I am familiar with the term 'Third Space' from my discussion with Marilyn Smith, Petit Branch Manager but wasn't aware that there was such a debate attached to it. The phrase was coined by Ray Oldenburg and refers to the third place after home and work/study/school. Libraries have jumped on this bandwagon and defined themselves as the third place for their members. I can fully appreciate this as someone who spent pretty much her whole undergraduate ensconced in the sixteenth century library of my college (Corpus, Oxford) - and, by the picture below, who wouldn't?
|Corpus Christi College, Oxford Library|
But if the concept of libraries as a community space was prevalent in the sheltered and revered Oxford then it must work in less pressured situations. Prof. Lankes brought up the proposed library in the Carousel Centre (which did not come to fruition) and this reminded me of Cambridge Central Library, which is situated above the main shopping centre just off the main market square.

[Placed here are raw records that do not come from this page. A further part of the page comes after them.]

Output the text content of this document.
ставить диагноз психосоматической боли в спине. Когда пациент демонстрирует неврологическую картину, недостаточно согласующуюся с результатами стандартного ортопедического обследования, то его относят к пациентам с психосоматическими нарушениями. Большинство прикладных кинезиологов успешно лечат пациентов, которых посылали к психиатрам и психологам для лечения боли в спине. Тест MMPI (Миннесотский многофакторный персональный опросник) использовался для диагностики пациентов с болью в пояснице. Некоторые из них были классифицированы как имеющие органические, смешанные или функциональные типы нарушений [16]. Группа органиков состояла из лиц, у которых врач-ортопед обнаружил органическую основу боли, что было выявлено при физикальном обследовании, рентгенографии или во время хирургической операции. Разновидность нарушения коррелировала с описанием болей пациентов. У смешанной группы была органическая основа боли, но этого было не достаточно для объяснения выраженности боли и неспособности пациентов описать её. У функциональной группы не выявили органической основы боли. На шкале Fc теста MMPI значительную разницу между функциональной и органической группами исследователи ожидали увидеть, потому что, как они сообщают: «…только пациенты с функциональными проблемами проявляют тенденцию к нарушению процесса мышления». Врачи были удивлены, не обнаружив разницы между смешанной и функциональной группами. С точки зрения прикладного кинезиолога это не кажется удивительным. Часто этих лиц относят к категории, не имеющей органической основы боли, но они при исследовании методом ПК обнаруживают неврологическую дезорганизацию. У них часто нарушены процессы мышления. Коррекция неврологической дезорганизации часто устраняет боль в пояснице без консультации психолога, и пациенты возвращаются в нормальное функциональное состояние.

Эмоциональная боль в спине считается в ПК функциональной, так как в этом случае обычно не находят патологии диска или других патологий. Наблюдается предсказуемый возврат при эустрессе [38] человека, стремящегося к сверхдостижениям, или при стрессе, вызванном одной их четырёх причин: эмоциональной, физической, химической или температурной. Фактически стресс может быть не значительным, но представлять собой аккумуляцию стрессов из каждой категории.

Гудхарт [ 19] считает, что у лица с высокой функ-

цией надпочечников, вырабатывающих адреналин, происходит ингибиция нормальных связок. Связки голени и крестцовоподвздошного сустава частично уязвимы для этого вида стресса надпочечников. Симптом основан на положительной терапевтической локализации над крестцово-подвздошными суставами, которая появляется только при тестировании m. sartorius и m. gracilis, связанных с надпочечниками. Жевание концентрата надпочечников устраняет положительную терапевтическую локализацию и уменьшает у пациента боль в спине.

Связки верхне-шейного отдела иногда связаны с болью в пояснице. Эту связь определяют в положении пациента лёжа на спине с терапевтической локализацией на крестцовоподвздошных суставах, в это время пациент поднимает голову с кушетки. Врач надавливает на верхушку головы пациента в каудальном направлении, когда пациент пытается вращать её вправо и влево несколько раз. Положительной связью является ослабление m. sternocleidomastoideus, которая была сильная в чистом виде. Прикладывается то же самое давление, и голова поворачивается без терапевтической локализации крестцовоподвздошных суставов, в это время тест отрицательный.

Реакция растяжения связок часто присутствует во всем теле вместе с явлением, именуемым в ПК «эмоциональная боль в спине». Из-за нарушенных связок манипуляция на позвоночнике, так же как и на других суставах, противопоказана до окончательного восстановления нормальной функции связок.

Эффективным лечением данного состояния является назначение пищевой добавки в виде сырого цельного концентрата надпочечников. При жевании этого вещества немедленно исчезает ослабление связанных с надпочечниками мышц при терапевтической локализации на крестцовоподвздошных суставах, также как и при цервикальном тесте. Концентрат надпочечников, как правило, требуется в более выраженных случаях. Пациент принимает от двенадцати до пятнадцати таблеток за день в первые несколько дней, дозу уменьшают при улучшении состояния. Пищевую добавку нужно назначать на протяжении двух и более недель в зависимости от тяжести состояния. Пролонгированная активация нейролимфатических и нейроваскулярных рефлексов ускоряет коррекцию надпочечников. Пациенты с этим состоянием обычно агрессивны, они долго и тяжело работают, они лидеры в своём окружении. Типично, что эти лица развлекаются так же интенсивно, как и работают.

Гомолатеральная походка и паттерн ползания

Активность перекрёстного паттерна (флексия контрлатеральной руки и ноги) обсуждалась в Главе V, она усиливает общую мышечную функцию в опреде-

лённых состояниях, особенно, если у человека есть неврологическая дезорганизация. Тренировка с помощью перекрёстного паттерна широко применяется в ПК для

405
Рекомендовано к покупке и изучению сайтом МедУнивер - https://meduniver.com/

This has been a great success for the library with footfall vastly increased and whenever you go in it is always busy. But, I am not sure how well this would work if there was a bookstore in close proximity. It is incredibly handy to be able to pop in when you are doing your shopping and indeed you can deposit any unwilling male shopping-tag-alongs there while you shop 'til you drop.* As you can see below, the library is above the shops:
We discussed the concept of making the library a piazza, an agora for the community and this is a great idea, especially when I consider the success of Norwich Public Library which is now part of the 'Forum' (an agora in Latin, wonderful!) that was built as part of the Millennium project in the city. This houses the local TV and radio station, the library, the tourist information, restaurants and cafes and is in the centre of the city.